Classifier Training Procedure

This procedure trains a binary random forest classifier model and stores the model file.

This procedure is a variant of the generic bagged decision tree classifier (see classifier.train procedure type) that has been optimized for binary classification on dense, tabular data and forest of trees.

Configuration

A new procedure of type randomforest.binary.train named <id> can be created as follows:

mldb.put("/v1/procedures/"+<id>, {
    "type": "randomforest.binary.train",
    "params": {
        "trainingData": <InputQuery>,
        "modelFileUrl": <Url>,
        "featureVectorSamplings": <int>,
        "featureVectorSamplingProp": <float>,
        "featureSamplings": <int>,
        "featureSamplingProp": <float>,
        "maxDepth": <int>,
        "functionName": <string>,
        "verbosity": <bool>,
        "runOnCreation": <bool>
    }
})

with the following key-value definitions for params:

Field, Type, DefaultDescription

trainingData
InputQuery

Specification of the data for input to the classifier procedure. The select expression must contain these two sub-expressions: one row expression to identify the features on which to train and one scalar expression to identify the label. The type of the label expression must be a boolean (0 or 1)Labels with a null value will have their row skipped. The select statement does not support groupby and having clauses. Also, unlike most select expressions, this one can only select whole columns, not expressions involving columns. So X will work, but not X + 1. If you need derived values in the select expression, create a dataset with the derived columns as a previous step and run the classifier over that dataset instead.

modelFileUrl
Url

URL where the model file (with extension '.cls') should be saved. This file can be loaded by the classifier function type.

featureVectorSamplings
int
5

Number of samplings of feature vectors. The total number of bags will be featureVectorSamplings*featureSamplings.

featureVectorSamplingProp
float
0.30000001192092896

Proportion of feature vectors to select in each sample.

featureSamplings
int
20

Number of samplings of features. The total number of bags will be featureVectorSamplings*featureSamplings.

featureSamplingProp
float
0.30000001192092896

Proportion of features to select in each sample.

maxDepth
int
20

Maximum depth of the trees

functionName
string

If specified, an instance of the classifier function type of this name will be created using the trained model. Note that to use this parameter, the modelFileUrl must also be provided.

verbosity
bool
false

Should the procedure be verbose for debugging and tuning purposes

runOnCreation
bool
true

If true, the procedure will be run immediately. The response will contain an extra field called firstRun pointing to the URL of the run.

Input data

This classification procedure will work most efficiently on datasets that have their data well-organized by column, such as the Tabular dataset.

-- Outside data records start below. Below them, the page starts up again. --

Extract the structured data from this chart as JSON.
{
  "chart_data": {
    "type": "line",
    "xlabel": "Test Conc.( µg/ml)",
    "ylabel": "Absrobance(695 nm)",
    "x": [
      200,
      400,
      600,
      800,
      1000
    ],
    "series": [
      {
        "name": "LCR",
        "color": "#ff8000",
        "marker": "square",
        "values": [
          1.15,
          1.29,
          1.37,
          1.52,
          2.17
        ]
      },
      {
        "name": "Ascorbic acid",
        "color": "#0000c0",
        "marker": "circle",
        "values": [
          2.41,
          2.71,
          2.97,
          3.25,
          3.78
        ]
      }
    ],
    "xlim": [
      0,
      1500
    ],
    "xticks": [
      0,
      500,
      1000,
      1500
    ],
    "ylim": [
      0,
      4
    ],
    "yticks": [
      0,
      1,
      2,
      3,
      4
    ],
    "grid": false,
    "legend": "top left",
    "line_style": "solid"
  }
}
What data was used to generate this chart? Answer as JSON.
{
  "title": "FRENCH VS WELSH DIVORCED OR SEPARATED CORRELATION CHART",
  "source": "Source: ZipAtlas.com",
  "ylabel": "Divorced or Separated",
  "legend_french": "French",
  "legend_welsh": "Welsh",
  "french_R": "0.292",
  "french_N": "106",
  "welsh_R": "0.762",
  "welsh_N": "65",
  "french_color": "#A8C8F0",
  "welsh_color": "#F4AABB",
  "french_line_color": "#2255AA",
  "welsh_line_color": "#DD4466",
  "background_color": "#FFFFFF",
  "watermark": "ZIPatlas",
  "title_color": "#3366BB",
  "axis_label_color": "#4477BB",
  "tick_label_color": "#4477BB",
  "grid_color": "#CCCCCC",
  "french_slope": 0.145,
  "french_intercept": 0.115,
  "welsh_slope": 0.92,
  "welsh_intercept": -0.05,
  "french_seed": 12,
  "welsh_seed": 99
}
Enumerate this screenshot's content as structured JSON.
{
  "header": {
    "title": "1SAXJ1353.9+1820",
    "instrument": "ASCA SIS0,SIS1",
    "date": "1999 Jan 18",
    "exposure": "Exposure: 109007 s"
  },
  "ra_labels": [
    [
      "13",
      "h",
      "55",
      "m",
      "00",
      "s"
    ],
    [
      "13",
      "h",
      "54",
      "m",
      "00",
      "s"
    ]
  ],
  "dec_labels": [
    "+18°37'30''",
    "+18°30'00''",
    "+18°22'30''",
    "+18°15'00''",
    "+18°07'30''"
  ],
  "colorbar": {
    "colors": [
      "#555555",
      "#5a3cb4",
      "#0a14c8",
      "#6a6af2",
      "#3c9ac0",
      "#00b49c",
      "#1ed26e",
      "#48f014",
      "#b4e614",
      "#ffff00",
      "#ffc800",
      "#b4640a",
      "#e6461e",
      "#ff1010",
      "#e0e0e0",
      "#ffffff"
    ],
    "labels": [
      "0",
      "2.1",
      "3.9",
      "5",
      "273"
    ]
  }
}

This optimized version only support dense values, with all training samples containing no null values.

It only supports binary classification. The generic classifier.train procedure supports regression and multi-class classification.

Feature values can be numeric or strings. Strictly numeric features will be considered as ordinal, while feature that contains only strings or a mix of strings and numeric values will be considered as nominal. Other value types (blobs, timestamps, intervals, etc) are not yet supported.

Output model

The resulting model is a .cls classifier model that is compatible with the classifier function and the classifier.test procedure.